Complaints about the county’s failure to pick up stray animals are increasing and a county official is pointing a finger at the city of San Antonio as the root cause.

Nicole Poore is one of those complaining. She captured an injured dog, called the county and was told to simply wait.

"I was horrified that this dog with a broken leg and no one was going to try to do anything to help him," Poore said. “Animals are suffering and they're just being dumped out in the county as usual.”

The KSAT 12 Defenders contacted Bexar County for an explanation and were referred to county engineer Renee Green.

Green said the county started its own Animal Control in October after paying the city of San Antonio's Animal Care Services to provide those services. She said the county did not want to start the new department but the contract from ACS left them no choice.

“The city's prices basically didn't drop but their level of service dropped way off,” Green said. "Their price was going from $950,000 a year where they did everything and we provided two officers to $800,000 with basically no service at all."

She said that meant the city would not do stray animal pickup, rabies enforcement or cruelty investigations.

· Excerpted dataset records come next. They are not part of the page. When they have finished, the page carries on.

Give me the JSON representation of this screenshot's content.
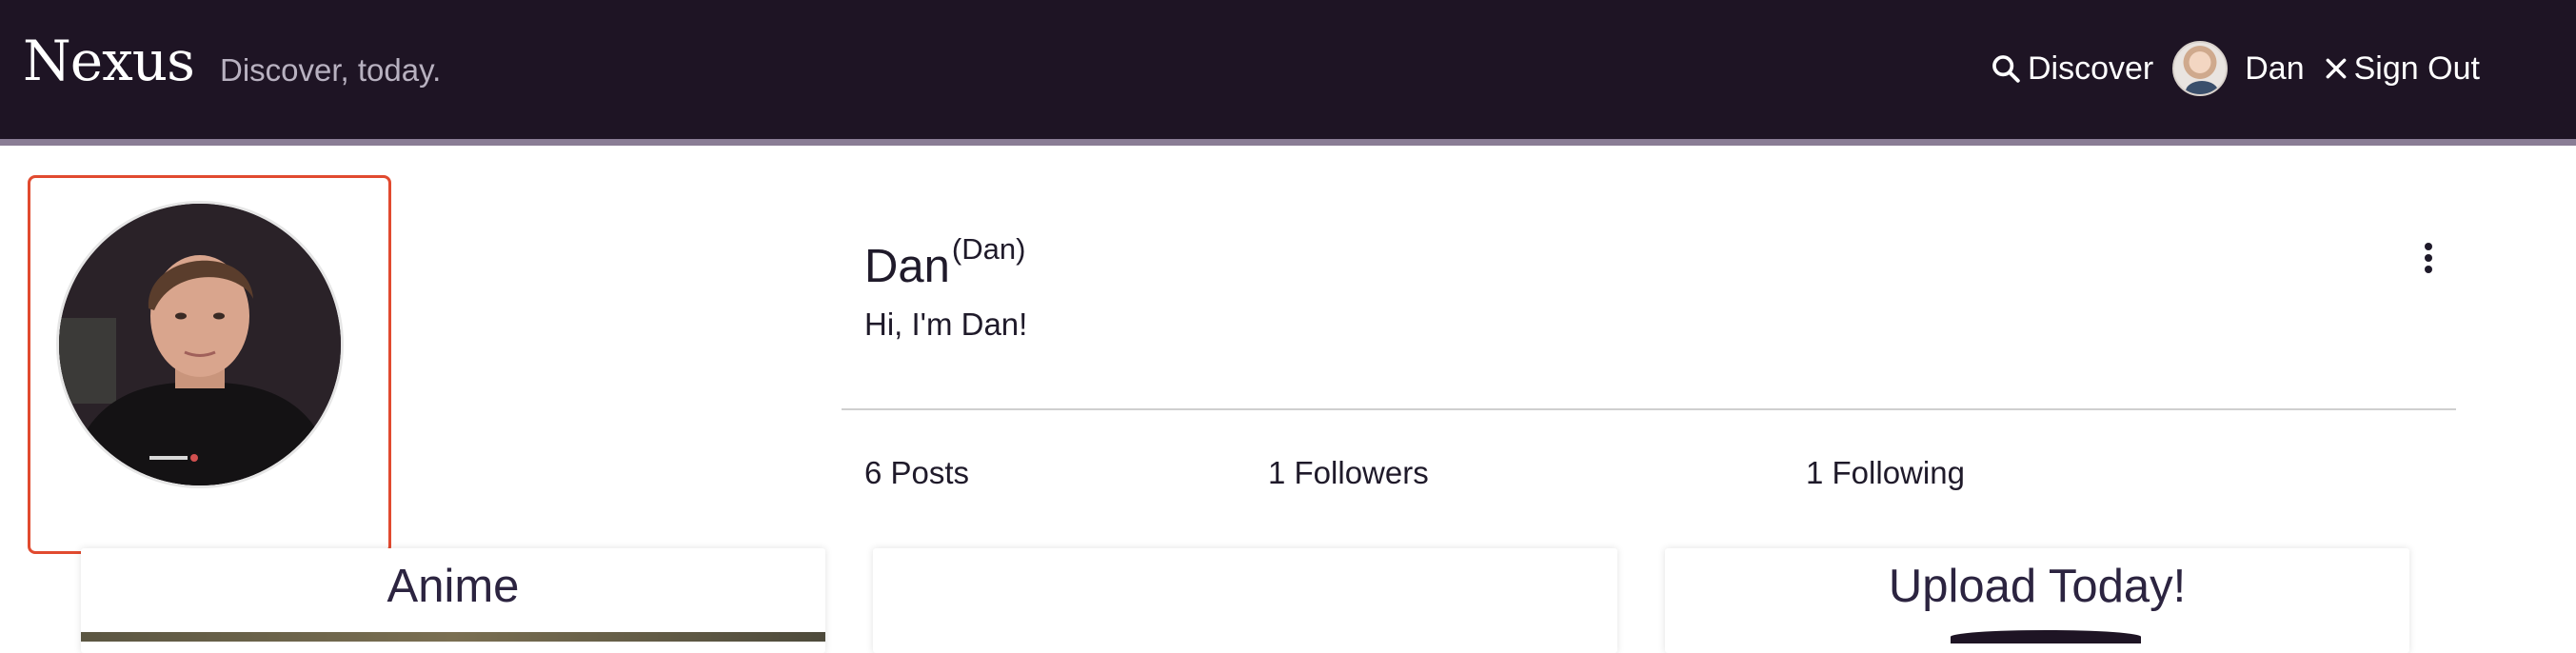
{
  "header": {
    "brand": "Nexus",
    "tagline": "Discover, today.",
    "nav": {
      "discover_label": "Discover",
      "discover_icon": "search-icon",
      "user_label": "Dan",
      "signout_label": "Sign Out",
      "signout_icon": "close-icon"
    }
  },
  "profile": {
    "display_name": "Dan",
    "username": "(Dan)",
    "bio": "Hi, I'm Dan!",
    "menu_icon": "kebab-menu-icon",
    "stats": {
      "posts": "6 Posts",
      "followers": "1 Followers",
      "following": "1 Following"
    }
  },
  "posts": [
    {
      "title": "Anime"
    },
    {
      "title": ""
    },
    {
      "title": "Upload Today!"
    }
  ],
  "colors": {
    "header_bg": "#1e1424",
    "header_border": "#8a7d95",
    "highlight_border": "#e14a2f",
    "text_primary": "#1f1a2a",
    "card_title": "#2c2440"
  }
}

The county opted to pay ACS $544,800 a year to just accept animals and spend $190,550 for picking up strays, rabies enforcement and cruelty investigations, $99,000 for three new officers and $91,550 for equipment for a total of $735,350.

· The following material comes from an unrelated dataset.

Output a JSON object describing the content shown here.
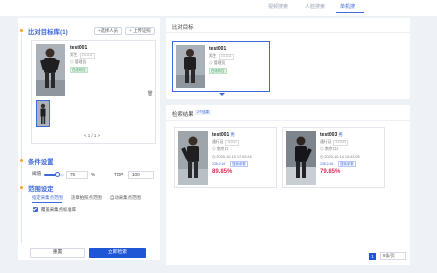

Green said the start up of the department has been slowed because of personnel problems.

“We just basically got up and running on October 19,” Green said. “We've had some personnel issues and so we're making some changes but effectively we're trying to manage the program now with three animal control officers.”

But ACS Director Kathy Davis said the city did not force the county into the animal control business and was actually willing to cut $200,000 off of the $950,000 charged in the previous full service animal control contract.

“Well, roughly about $750,000 is what we were estimating it on,” Davis said. "I think there's a bit of a misunderstanding here."

She said it was the county that specifically requested a quote on minimal services.

"The county sat down and advised us that they did not want to pursue having us do the enforcement piece of the contract and that they wanted us to give them a price for only doing impoundments," Davis said.

She said the county is allowed by contract to deliver as many as 2,400 animals to ACS and that in the first four months of the contract the county has not come close to its monthly allowed average.

“For the first four months of this year that would have equaled 800 pets that they could have brought in and to date in that first four months they've only brought in 450,” Davis said. “They're down 350 pets that they could have brought in.”

That may be the reason for complaints from people like Tom Meyer. He said the county has given him the runaround a number of times in regard to stray animals.

“We are taxpayers out here,” Meyer said. “We're supposed to be taken care of and if you're not providing services to take care of us maybe you ought to let some of these other projects slide a little bit and put some money into hiring more officers or getting a contract for somebody to take care of these animals.”

Green said aggressive animals and bite cases take priority over strays and there is still a backlog on those calls. “We're getting better and we're moving forward, but again it's a work in progress,” Green said.

As for staffing, one officer is still recovering from an injury and a probationary employee was terminated.